Is it possible to know which exactly ME revision to use by looking at the chipset and CPU?
I have broken motherboard, BIOS is corrupted, I cannot read it, but I know which chipset and CPU are on board. Is it possible to know which ME to use based on those 2 chip on board?
For example I have:
SR2CE and it is Intel GL82CM236 chipset - Skylake
Intel® Pentium® Processor G4400T
From HP website for this PC when I extract ME Firmware update, there are these 2 types:
The HP FW update file (Usually for several same based models) will determine the sku on the motherboard and flash the correct one, LP is Low Power systems/tiny models/laptop etc… H is usually standard systems sff, mt models, you should try to identify the motherboard with more detail or try to dump the corrupted spi and check any details still visible.
By the way how did you correctly identified the HP ME FW SPxxxxxx package…since you dont know what machine you have???
Thank you both for your kind words. I’ll admit that I have decided to mostly stop doing this kind of updates myself in the near future (i.e. looking at “sources”, extracting, identifying new stuff, preparing, storing, packaging, posting etc.) and that’ll probably extend to MEA and MCE. It’s too much work, time (and mental) wise, and after 8 years of doing this, I’ll look into spending more time on other things. In time, I will help others who might want to pick up the mantle (at least for the sourcing/“crawling” part) by sharing some potentially useful places to look (from those which are still alive, even the HP FTP seems to be dead now). Anyway, wanted to share that now so that it doesn’t come as a “huge” surprise later on.
It makes perfect sense, I’d be tired of this after a few days, honestly, especially with the amount of silly quiestions you keep getting asked, some of them I have asked myself, lol.
Nah, we can all ignore questions if there’s no will, time or point to answer. That’s not the problem. The entire process to fetch, parse, store, post, update DB, fix/maintain tools, update repos etc is the amount of work I was mainly referring to. But thank you for your support and understanding either way!

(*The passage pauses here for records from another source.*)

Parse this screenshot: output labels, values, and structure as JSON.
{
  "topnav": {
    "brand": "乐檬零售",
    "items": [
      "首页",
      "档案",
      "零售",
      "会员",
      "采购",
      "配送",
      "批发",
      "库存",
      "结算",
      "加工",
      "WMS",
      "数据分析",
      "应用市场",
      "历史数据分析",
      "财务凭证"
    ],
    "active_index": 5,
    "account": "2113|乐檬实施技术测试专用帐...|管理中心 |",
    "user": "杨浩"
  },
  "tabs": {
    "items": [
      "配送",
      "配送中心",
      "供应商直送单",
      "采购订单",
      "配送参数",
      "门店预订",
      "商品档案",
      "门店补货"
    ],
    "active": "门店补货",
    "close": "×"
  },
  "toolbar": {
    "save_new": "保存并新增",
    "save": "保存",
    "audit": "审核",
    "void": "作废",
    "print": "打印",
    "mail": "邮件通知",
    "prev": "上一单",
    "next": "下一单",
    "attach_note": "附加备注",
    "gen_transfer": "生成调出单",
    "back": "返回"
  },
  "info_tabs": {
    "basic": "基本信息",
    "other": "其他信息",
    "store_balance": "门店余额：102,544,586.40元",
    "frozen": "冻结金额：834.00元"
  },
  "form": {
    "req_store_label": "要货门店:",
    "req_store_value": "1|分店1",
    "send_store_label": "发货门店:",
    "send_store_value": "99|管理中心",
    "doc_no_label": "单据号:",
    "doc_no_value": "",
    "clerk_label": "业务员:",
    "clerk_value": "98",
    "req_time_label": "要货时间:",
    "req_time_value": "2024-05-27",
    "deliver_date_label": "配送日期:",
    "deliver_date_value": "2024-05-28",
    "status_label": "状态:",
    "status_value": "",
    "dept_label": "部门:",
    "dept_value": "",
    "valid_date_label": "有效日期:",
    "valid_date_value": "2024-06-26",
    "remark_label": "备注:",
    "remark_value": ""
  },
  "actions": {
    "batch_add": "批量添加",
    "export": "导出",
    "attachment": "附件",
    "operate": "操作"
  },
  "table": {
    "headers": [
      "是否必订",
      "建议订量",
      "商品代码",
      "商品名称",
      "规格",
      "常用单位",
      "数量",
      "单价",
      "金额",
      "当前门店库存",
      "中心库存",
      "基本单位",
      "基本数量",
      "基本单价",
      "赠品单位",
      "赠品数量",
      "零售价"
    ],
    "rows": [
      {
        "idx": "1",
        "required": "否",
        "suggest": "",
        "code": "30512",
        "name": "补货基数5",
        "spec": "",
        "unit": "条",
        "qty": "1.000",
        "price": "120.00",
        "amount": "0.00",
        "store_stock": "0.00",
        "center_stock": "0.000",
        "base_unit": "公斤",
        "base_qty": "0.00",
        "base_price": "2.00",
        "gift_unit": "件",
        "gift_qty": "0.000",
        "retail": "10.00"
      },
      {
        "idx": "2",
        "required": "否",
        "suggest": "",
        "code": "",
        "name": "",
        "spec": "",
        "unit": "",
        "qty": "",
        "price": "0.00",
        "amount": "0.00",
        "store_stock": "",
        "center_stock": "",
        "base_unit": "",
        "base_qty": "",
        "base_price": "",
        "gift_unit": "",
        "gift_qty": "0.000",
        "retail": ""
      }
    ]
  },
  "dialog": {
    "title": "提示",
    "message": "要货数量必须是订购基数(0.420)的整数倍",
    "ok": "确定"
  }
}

If I had the knowledge I would definitely not mind doing all of the above, but given I can barely follow the very clear guides you posted…it would be a $h!t show :))
Depending on whether you use manufacturer UEFI/BIOS flash, then UEFI flash may / may not contain ME region.
Thus with full flash, if you perform CSME then UEFI (most likely as many flash routines force restart as part of the process), CSME is overwritten (not all images contain latest CSME as vendors have usually had the updates some time).
If the CSME is not included in the flash option then it’s possible to do what you suggest.
IIRC older MSI M-FLASH would show a diagram with BIOS or BIOS & ME. I use almost exclusively Gigabyte boards and QFLASH varies by chipset.
Easy way to find out is to drop your UEFI / BIOS image onto MEAnalyser, if there’s no ME region it will tell you.
@plutomaniac Just want to express my appreciation for your work! Got some 2 dozen machines quickly updated to latest ME firmware versions so a big thank you!
I’m looking for PCHC CMP v14.0.0.7002 but the RAR file doesn’t seem to be available on the MEGA download site…
Installing MEI Driver 2214.0.85.0 on Windows 11 produces yellow exclamation mark in Device Manager with Code 52 (digital signature verification problem). Previous version is without that symptom.
Is it just my (2) system(s), or am I missing something?